We have only qualified one sample so far, but now executing the Snakefie, we can process all the other samples in parallel. For this, we first are going to do a `dry-run` to check the list of commands that snakemake will run for us. On the command line (in our base folder, `00_Reproducible_RNA-Seq_Processing`), please write:

`snakemake -np featureCounts`

This command shows us all the steps that snakemake will until executing a rule named *featureCounts* (see Snakefile's code) which run `featureCounts` over all the samples. Where `-n` prevent snakemake from running the pipeline and `-p` prints the commands for each step.

**Warning**: Check if on job plan you find downloading processes. On this case, to avoid re-downloading data please update the time-stamp of the files located at `FASTQ`, `Genome` and `Gene_annotation` by running the following command.

`touch FASTQ/*.fastq.gz Genome/dm6.fa Gene_annotation/dm6.Ensembl.genes.*`

To visualise these steps run:

`snakemake featureCounts --dag | dot -Tpng > featureCounts.png`

This will produce the following image:

![](Images/featureCounts.png)




Which help us to understand the planned job execution.
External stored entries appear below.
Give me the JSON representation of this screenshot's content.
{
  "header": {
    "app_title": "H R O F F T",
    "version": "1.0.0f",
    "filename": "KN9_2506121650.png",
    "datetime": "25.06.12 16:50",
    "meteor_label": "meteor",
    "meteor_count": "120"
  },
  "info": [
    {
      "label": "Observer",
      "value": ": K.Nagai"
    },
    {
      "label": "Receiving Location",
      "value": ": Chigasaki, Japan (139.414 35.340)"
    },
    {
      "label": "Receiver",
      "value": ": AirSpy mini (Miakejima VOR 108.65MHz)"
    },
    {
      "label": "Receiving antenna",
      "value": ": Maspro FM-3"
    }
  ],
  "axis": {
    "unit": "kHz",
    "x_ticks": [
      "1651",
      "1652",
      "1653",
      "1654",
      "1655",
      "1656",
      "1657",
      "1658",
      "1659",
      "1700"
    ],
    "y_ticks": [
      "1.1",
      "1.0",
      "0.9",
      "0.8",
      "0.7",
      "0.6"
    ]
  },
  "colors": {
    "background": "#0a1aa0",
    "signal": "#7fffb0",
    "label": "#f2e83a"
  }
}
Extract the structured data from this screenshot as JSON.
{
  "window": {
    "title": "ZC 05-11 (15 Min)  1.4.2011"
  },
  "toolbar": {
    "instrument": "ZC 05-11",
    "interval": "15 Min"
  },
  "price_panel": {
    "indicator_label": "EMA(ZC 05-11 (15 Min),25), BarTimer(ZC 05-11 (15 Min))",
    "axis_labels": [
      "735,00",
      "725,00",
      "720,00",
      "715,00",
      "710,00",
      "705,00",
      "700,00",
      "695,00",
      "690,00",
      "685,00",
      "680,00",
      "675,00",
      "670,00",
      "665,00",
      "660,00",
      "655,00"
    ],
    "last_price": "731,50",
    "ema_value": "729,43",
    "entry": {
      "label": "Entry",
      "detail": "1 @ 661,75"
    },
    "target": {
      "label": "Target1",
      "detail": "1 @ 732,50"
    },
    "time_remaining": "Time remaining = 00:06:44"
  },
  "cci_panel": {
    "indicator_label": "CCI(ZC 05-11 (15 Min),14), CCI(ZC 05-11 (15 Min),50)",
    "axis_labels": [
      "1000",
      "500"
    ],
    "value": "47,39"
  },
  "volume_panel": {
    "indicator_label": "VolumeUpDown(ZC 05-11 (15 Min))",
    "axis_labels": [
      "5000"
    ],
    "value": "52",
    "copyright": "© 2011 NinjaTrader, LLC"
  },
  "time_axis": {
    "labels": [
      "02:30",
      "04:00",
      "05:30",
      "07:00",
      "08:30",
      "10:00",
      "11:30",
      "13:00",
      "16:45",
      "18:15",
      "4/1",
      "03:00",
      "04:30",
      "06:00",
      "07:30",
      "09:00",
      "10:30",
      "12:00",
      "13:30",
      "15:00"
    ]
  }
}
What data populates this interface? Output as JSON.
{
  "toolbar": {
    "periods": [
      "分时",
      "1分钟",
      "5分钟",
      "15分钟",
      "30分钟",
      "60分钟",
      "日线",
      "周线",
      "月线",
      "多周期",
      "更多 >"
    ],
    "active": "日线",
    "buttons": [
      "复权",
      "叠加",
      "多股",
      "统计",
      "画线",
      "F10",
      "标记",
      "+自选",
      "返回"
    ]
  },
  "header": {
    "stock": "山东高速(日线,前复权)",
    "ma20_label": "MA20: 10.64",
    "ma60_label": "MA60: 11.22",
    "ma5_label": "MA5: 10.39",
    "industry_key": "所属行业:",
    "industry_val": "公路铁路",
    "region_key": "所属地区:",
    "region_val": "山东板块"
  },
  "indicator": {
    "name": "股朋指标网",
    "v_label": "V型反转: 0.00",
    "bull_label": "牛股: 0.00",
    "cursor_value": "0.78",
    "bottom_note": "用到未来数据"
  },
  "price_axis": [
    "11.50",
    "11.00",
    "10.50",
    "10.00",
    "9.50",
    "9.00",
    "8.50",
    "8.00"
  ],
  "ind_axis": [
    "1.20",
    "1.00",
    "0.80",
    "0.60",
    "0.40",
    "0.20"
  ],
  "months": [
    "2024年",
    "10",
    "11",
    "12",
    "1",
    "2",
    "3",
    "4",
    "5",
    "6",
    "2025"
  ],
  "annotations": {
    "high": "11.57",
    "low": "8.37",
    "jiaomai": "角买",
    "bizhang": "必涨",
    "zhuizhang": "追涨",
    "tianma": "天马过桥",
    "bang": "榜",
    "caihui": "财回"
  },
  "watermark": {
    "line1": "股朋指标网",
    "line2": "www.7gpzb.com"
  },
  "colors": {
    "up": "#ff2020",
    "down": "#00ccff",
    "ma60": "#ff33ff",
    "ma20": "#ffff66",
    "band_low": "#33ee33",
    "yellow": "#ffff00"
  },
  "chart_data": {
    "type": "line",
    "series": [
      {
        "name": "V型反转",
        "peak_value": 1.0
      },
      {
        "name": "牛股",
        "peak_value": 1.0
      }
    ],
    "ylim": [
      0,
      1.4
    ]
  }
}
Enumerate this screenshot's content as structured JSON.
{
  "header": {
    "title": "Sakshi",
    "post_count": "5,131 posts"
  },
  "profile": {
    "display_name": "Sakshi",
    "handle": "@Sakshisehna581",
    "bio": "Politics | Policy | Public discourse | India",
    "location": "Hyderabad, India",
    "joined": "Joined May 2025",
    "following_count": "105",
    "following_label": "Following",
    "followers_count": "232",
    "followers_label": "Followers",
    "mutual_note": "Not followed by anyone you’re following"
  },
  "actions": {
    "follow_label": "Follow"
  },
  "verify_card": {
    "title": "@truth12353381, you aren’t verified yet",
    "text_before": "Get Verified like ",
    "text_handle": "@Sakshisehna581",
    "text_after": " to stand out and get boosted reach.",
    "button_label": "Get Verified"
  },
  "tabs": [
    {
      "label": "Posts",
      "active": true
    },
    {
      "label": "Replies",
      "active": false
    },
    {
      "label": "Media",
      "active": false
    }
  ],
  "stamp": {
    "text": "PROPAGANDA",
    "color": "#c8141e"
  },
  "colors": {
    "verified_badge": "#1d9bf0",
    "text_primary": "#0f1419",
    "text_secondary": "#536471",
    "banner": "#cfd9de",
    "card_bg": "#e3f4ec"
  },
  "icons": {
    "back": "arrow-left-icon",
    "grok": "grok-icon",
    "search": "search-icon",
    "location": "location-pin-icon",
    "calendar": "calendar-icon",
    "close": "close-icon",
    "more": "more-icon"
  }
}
Finally, to run these steps we need to enable snakemake to use the environment files are needed for each rule by including `--use-conda` and also we should limit the number of processors to 7 with `--cores 7`.

**Exercise 5.1.1**

A) Generate your own directed acyclic graph (DAG) and compare it with this manual. Are they identical? (hint: use scp transfer the image to your local computer so you can visualize it)
B) Execute the same command than before, but using `--rulegraph` instead of `--dag` and saving the image on a different file. What is the difference? Which one is more convenient to when you are working with a large number of samples?

**Exercise 5.1.2**

A) Execute `snakemake` to quantify all the samples with featureCounts using 6 cores and including the `--use-conda` flag to activate the automatic creation of virtual enviroments (hint: using a similar call than the fist command of section 5.1 - read the `snakemake --help`).
B) Inspect `core.yaml` file inside `env` folder. Do you recognise this software? Investigate in google how to create a conda environment from a `yaml` file and use your newly acquired knowledge to create a testing snakemake environment that has installed all the software described at  `core.yaml`.
C) Look inside `Snakefile`code to see where the final output of featureCount will be stored and compare it with the output we previously had using featureCounts. What is the main difference ? Why ?



Snakemake can have individual files as a target. The following rule:

```{python}
rule bamstats:
    input:
        "hisat2/{sample}.sorted.bam"
    output:
        stats_txt = "QC/{sample}/{sample}.stats",
        stats_html = "QC/{sample}/{sample}.plots.html"
    params:
        "QC/{sample}/{sample}.plots"
    conda:
        "envs/core.yaml"
    shell:
        "samtools stats {input} > {output.stats_txt} && plot-bamstats -p {params} {output.stats_txt}"
```

Was not included as part of our workflow, as it was not required to run featureCounts. To run this rule for a particular file, you have target one of the output that is generated by this rule for a particular file using the following formula:

`snakemake --use-conda QC/SAMPLE/SAMPLE.plots.html`

Where SAMPLE can be any of the accession codes corresponding to the samples stored inside the `FASTQ` folder.  

**Exercise 5.1.3**

Can you run this rule for the largest and smallest sample? (hint: use `ls -lh` to check file size) What useful information can be found on the output html file? Are there any evident difference between the results for the largest and smaller sample?